Terkait Tumpahan Minyak Montara, Pemerintah Diminta Tegas Terhadap Australia
REPUBLIKA.CO.ID, KUPANG -- Dewan Perwakilan Rakyat Indonesia (DPR-RI) mendesak pemerintahan Presiden Joko Widodo agar menerapkan diplomasi luar negeri yang tegas, efektif dan produktif terhadap Australia terkait dengan upaya penyelesaian pencemaran Laut Timor secara tuntas dan transparan.
"Kasus pencemaran Laut Timor akibat meledaknya kilang minyak Montara pada Agustus 2009, tidak bisa dipandang enteng dan perlu dituntaskan pemerintah dengan meminta pertanggungjawaban dari pemerintah Federal Australia dan perusahaan pencemar PTTEP," demikian pernyataan sikap DPR-RI yang diterima di Kupang, Selasa.
Pernyataan sikap tersebut ditandatangani oleh Ketua Komisi V DPR-RI Fari Djemin Francis dari F-Gerindra, Syahrulan Pua Sawa dari F-PAN, Sigit Sosiantomo dari F-PKS, Wilan Wandik dari F-Demokrat, Hamka B Kady dari F-Golkar, Andi Iwan D dari F-Gerindra, Ade Pratama dari F-Gerindra, Syarif Abdullah dari F-Nasdem, Nurhasan dan H Subarna dari F-Gerindra.
Dalam pernyataan sikap yang dikirimkan pula kepada Ketua Tim Advokasi Korban Tumpahan Minyak Montara, Ferdi Tanoni itu, DPR juga mendesak pemerintah untuk menyelesaian kasus pencemaran tersebut dari sisi hukum, ekonomi, sosial dan lingkungan, sehingga tidak berdampak negatif bagi hidup dan kehidupan masyarakat di Nusa Tenggara Timur.
Di samping itu, DPR juga mendesak pemerintah agar lebih bersungguh-sungguh dalam mendukung perjuangan rakyat NTT yang menjadi korban pencemaran yang tengah memperjuangkan keadilan di Pengadilan Federal Australia melalui gugatan class action kepada PTTEP.
"Pernyataan sikap ini menunjukkan bahwa DPR tegas dalam perjuangan penuntasan masalah tumpahan minyak Montara.
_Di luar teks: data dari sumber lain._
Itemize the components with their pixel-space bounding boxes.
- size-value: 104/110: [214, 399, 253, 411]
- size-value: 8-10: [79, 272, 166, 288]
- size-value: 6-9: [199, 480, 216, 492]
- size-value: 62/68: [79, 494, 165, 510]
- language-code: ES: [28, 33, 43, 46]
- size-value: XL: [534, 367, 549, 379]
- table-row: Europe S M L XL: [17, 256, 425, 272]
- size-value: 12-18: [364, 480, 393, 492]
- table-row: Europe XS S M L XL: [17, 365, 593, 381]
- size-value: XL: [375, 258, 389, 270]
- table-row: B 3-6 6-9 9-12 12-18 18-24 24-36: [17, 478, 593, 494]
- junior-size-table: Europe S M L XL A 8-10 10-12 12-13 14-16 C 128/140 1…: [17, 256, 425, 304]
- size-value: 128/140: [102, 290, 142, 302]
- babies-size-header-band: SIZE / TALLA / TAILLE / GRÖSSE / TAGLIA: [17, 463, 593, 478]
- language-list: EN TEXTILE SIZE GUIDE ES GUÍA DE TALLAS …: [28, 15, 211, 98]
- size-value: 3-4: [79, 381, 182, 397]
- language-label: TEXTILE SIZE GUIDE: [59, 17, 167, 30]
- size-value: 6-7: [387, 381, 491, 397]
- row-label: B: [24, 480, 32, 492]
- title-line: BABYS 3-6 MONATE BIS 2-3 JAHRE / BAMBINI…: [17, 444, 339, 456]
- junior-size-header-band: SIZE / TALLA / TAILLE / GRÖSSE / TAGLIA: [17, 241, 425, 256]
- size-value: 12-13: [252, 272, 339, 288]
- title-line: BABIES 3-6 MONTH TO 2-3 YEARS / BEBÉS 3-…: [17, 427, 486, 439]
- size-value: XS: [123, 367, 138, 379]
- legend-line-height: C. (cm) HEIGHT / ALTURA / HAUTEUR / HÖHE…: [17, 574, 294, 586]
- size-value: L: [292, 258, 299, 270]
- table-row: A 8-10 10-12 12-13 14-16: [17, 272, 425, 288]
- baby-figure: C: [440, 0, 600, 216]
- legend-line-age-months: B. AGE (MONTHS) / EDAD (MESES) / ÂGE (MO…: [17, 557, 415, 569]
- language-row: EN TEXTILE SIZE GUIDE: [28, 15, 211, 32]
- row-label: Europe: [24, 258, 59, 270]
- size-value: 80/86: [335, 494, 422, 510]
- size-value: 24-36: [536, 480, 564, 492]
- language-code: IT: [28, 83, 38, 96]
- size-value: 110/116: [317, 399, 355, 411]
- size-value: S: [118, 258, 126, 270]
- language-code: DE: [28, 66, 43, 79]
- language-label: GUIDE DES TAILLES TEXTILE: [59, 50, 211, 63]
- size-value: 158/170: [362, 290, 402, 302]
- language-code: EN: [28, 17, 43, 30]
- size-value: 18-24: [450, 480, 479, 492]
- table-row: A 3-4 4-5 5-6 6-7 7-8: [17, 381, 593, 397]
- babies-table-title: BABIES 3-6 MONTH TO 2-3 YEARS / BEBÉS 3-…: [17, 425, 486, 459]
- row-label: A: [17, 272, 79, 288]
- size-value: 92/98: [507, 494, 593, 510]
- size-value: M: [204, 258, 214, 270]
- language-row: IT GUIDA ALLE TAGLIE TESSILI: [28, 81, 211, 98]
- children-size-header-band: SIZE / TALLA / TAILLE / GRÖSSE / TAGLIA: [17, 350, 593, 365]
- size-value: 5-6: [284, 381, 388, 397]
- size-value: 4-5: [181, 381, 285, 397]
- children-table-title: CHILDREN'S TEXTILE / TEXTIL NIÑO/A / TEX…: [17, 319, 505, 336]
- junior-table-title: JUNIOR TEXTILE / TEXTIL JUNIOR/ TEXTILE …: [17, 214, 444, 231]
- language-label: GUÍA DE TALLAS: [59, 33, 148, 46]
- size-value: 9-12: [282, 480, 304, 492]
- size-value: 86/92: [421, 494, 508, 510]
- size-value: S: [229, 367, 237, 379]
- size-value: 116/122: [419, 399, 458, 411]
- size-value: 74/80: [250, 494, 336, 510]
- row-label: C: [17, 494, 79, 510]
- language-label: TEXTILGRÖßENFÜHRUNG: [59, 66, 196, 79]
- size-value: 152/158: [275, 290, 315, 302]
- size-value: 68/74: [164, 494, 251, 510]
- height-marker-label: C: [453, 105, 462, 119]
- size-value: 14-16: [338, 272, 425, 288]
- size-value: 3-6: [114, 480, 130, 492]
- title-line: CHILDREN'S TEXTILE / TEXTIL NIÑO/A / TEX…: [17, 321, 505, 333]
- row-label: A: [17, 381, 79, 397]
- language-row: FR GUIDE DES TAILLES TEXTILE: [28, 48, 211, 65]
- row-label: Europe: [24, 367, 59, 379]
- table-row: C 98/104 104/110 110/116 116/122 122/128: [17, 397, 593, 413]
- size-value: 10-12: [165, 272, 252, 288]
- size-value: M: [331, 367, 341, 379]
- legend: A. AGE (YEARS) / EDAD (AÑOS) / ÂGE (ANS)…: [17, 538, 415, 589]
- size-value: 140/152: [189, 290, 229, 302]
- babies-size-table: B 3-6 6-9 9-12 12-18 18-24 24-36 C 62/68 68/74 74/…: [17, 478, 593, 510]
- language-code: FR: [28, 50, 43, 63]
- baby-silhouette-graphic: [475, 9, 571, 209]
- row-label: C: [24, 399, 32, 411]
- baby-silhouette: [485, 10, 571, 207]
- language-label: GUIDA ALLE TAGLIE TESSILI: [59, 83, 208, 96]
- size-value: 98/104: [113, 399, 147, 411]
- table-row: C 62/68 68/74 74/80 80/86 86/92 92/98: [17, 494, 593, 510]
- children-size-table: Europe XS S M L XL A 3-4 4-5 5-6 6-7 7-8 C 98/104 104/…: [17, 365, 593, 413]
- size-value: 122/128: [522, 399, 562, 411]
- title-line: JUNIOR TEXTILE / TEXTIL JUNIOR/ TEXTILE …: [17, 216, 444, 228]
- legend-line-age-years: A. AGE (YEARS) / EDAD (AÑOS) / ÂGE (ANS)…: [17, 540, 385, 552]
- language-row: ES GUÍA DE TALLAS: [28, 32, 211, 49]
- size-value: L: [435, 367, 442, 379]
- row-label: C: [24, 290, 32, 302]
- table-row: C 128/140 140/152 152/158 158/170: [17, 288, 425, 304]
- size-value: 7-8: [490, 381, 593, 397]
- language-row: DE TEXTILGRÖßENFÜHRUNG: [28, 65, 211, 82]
Kemungkinan banyak anggota DPR RI yang akan menandatangani pernyataan sikap ini," kata Fary Francis.
Ia menambahkan kalangan DPR juga meminta pemerintah untuk memberikan advokasi terkait tumpahan minyak Montara, dengan mengundang masyarakat terdampak dan peneliti, terutama untuk memenangkan gugatan, atas "class action" dalam penuntasan kasus ini.
Menurut Fary, pernyatan sikap ini dilakukan setelah mencermati proses penyelesaian masalah tumpahan minyak Montana sejak tahun 2009 sampai sekarang belum tuntas, bahkan sudah menjadi persoalan yang lebih luas di luar negeri.